When we wake, our neighborhood glows white under our Colorado sunshine sky and I’m bolstered by it. After a day of working, trudging through the forest with the dog, shoveling our enormous corner lot, I’m still in my bright green bibs when I pick her up from school. Sleds are in the back.
Pulling up to the hill, I’m grateful to see the families who’ve beat us there, mostly masked.
“Honey, I think we might mask here, just being around these other families. I’m sorry. I’m sure after being masked all day, that’s not what you want to do. I’d die wearing a mask that long; I can barely make it through the grocery store.”
“I don’t care, Mama. Race ya!”
She’s off, bee-lining to the top of the hill.
I follow her light like a trail behind her. I take in the other families smiling faces, the friendliness I feel on the hill I don’t remember from other years. Kids who don’t know each other build jumps together, maneuvering their way around each other with such ease. This was just the reset we needed.

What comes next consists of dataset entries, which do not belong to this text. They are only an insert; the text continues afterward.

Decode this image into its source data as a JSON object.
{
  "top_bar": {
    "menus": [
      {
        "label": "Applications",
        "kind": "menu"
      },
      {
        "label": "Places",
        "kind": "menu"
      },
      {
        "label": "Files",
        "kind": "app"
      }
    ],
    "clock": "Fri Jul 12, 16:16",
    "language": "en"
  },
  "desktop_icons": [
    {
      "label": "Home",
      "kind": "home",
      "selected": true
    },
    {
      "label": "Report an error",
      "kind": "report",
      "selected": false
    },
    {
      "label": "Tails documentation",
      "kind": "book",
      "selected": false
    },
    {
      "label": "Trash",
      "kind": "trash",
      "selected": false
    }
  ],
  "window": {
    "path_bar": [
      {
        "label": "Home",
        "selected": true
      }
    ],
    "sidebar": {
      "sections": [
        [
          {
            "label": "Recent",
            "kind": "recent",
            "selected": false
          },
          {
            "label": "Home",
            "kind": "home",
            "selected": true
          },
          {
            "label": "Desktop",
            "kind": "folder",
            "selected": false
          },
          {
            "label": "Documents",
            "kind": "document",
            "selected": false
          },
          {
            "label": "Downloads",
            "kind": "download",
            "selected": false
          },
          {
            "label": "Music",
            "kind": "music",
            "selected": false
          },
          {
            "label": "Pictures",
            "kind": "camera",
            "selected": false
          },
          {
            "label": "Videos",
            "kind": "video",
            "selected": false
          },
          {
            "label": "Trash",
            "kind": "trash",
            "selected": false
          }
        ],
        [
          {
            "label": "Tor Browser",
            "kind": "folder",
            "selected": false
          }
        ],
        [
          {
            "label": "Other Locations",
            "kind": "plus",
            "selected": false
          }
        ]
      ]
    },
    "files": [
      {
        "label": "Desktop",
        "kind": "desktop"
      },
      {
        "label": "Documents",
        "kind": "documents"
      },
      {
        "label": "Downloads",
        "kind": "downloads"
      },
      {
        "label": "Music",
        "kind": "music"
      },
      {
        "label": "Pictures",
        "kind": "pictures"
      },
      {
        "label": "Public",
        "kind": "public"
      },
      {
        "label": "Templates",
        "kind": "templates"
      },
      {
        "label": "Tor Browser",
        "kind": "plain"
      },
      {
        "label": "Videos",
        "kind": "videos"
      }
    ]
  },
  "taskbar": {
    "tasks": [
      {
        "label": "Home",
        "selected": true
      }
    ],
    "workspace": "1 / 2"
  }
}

As we scream down the hill, I laugh as hard as I can. So grateful to be alive. To be a kid at heart. Despite the exhaustion or how sore my legs are, I race her back up. Over and over and over again. Wearing ourselves out with happy.
My only clock is Tate’s giant grin. We stay until the sun falls behind the mountain ridge, far longer than the hour I told her we had. I’ll take this afternoon and tuck it right up under my arm, for the grey days yet to come.